Epidemiology and Changes in Patient-Related Factors from 1997 to 2009 in Clinical Yeast Isolates Related to Dermatology, Gynaecology, and Paediatrics

1Klinik für Dermatologie, Venerologie und Allergologie, Campus Benjamin Franklin, Charité-Universitätsmedizin Berlin, Hindenburgdamm 30, 12203 Berlin, Germany
2Laboratorium für medizinische Mikrobiologie, Straße des Friedens 8, 04579 Mölbis, Germany
3BDH-Klinik Greifswald GmbH, Karl-Liebknecht-Ring 26a, 17491 Greifswald, Germany
4Institute of Medical Microbiology, Domagkstraße 10, 48149 Münster, Germany
5MBS—Microbiology, P.O. Box 101247, 80086 Munich, Germany

Received 27 April 2013; Revised 30 June 2013; Accepted 1 July 2013

Academic Editor: Isabel Sá-Correia

Copyright © 2013 Viktor Czaika et al.

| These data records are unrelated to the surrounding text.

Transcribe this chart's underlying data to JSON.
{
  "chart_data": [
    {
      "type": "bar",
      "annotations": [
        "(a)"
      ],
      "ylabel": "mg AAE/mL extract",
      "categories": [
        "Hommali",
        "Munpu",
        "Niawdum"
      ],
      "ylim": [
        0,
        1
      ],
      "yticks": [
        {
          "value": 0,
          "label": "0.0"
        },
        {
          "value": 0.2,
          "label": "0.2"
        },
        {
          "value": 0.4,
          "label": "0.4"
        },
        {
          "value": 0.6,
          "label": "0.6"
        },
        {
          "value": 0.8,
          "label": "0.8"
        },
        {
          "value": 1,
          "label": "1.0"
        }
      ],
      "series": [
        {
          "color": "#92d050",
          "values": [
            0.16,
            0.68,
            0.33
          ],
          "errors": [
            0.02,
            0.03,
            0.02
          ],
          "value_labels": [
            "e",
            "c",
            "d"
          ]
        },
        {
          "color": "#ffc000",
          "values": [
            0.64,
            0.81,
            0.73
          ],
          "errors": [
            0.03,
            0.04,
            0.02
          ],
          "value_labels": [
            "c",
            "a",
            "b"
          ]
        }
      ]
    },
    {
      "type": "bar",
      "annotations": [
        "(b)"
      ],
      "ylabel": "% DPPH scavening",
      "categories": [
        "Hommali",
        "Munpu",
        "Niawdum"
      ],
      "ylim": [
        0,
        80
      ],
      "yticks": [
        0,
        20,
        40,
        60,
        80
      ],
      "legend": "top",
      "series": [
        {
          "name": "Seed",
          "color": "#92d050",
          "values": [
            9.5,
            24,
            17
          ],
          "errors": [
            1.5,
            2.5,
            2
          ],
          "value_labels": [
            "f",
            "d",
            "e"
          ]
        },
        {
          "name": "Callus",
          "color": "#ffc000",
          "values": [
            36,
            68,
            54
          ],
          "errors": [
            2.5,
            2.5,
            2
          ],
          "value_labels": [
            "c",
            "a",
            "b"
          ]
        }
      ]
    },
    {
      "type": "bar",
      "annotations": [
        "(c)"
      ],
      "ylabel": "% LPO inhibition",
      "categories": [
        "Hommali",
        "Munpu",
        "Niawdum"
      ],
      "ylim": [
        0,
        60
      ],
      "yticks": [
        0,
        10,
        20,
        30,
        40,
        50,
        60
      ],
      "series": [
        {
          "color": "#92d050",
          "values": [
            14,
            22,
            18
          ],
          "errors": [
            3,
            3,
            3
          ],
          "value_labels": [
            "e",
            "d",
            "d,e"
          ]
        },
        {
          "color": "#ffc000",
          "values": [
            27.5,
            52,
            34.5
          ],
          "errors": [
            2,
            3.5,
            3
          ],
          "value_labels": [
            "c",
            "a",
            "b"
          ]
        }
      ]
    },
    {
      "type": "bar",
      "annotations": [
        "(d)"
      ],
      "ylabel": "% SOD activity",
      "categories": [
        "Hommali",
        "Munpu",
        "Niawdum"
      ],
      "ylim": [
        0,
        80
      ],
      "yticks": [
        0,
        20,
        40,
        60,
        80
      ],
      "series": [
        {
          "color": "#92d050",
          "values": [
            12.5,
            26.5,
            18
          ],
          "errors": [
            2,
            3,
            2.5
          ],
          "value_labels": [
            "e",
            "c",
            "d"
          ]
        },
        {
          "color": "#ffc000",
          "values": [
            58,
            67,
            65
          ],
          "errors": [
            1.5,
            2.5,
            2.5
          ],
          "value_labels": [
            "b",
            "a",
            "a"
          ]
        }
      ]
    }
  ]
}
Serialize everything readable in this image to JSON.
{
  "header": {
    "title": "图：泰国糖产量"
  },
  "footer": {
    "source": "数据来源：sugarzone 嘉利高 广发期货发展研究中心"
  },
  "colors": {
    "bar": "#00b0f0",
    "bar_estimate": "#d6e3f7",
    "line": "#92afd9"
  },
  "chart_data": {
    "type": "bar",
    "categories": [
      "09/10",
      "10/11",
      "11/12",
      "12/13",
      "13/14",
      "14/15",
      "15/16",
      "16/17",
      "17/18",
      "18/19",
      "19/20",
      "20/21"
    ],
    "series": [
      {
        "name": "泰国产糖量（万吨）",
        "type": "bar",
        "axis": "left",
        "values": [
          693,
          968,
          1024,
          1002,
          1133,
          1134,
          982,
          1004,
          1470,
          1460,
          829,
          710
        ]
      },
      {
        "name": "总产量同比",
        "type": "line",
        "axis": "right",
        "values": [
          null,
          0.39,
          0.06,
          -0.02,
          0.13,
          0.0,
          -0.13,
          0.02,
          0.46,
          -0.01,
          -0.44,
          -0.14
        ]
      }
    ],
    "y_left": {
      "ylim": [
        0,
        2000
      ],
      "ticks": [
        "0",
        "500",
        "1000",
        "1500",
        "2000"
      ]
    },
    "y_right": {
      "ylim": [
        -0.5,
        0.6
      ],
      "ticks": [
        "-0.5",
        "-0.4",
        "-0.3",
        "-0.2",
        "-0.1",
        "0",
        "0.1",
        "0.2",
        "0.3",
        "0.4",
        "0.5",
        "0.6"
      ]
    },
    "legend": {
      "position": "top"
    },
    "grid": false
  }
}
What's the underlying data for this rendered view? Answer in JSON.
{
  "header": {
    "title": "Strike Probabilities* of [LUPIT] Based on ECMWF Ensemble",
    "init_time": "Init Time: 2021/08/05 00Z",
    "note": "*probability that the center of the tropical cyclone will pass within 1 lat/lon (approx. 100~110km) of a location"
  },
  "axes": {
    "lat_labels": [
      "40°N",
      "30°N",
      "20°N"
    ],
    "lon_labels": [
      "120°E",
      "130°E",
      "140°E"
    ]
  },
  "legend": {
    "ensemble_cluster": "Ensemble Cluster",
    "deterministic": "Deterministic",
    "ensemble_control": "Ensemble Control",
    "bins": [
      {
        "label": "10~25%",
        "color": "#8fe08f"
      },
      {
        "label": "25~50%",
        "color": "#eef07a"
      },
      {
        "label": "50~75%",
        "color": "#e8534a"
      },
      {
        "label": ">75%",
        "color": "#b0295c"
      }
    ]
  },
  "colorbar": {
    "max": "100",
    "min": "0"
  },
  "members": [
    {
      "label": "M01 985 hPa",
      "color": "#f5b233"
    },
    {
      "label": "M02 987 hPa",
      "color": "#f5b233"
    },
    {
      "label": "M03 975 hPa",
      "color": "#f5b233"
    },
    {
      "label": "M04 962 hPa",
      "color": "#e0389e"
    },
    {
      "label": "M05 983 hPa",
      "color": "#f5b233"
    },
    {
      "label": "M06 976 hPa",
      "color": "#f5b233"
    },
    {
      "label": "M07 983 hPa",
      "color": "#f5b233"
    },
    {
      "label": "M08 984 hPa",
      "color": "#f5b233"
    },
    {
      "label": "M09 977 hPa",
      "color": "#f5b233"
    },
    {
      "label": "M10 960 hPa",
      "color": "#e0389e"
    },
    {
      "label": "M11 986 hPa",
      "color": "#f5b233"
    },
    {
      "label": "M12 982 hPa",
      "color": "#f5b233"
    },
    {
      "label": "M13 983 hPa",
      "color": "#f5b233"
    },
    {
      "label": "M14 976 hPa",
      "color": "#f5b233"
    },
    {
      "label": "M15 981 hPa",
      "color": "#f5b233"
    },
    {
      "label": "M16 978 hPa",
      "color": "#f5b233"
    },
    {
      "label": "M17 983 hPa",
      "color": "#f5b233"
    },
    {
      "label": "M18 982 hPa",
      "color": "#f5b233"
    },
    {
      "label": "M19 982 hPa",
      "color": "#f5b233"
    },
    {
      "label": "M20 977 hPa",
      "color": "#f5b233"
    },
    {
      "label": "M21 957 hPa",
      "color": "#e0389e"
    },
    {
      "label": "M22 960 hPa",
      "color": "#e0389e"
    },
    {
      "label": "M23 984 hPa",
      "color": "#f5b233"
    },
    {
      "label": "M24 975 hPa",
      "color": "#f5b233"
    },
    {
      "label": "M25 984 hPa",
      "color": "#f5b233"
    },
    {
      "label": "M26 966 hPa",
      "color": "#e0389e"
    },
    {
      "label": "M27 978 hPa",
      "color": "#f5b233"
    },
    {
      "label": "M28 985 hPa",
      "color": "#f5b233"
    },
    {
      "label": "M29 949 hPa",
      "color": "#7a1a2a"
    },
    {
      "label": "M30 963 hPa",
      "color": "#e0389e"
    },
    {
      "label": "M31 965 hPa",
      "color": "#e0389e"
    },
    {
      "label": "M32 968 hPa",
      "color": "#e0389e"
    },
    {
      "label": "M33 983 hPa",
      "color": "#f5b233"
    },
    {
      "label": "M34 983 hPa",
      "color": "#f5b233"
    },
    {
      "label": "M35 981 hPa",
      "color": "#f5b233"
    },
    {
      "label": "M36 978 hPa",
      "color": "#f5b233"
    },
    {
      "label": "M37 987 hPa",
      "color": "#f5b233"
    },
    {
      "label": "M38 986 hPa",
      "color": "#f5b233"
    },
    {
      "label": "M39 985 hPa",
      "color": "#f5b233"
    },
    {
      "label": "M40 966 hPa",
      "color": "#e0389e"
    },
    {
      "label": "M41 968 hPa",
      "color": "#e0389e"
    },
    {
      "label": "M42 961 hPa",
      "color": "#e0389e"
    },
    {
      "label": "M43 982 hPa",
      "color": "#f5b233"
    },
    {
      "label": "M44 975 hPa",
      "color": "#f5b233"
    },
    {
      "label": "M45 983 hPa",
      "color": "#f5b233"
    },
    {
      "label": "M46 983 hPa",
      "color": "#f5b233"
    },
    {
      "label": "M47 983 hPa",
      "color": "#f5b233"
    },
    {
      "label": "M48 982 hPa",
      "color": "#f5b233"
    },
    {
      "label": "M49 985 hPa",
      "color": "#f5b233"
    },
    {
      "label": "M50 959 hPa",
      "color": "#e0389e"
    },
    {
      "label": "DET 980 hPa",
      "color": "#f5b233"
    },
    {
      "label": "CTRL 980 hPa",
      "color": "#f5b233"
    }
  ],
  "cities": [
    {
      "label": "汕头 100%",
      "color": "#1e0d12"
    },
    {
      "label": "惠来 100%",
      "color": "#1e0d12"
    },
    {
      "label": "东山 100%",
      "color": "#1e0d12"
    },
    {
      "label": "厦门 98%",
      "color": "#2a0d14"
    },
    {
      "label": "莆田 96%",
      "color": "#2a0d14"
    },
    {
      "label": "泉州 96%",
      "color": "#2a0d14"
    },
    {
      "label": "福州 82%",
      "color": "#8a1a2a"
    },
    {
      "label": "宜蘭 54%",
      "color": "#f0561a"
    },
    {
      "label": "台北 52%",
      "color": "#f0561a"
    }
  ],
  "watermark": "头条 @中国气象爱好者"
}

This is an open access article distributed under the Creative Commons Attribution License, which permits unrestricted use, distribution, and reproduction in any medium, provided the original work is properly cited.


From 1997 to 2009, 1,862 dermatology, gynaecology, and paediatrics (DGP) associated clinical yeast isolates were analysed for species occurrence, specimen origin and type, (multi-) resistance pattern, and testing period. The top seven of the isolated DGP-associated species remained the same as compared to total medical wards, with Candida albicans (45%) as most frequent pathogen. However, the DGP wards and DGP ICUs showed species-specific profiles; that is, the species distribution is clinic-specific similar and however differs in their percentage from ward to ward. By applying the “one fungus one name” principle, respectively, the appropriate current taxonomic species denominations, it has been shown that no trend to emerging species from 1998 to 2008 could be detected. In particular the frequently isolated non-Candida albicans species isolated in the DGP departments have already been detected in or before 1997. As yeasts are part of the cutaneous microbiota and play an important role as opportunistic pathogens for superficial infections, proper identification of the isolates according to the new nomenclature deems to be essential for specific and calculated antifungal therapy for yeast-like DGP-related infectious agents.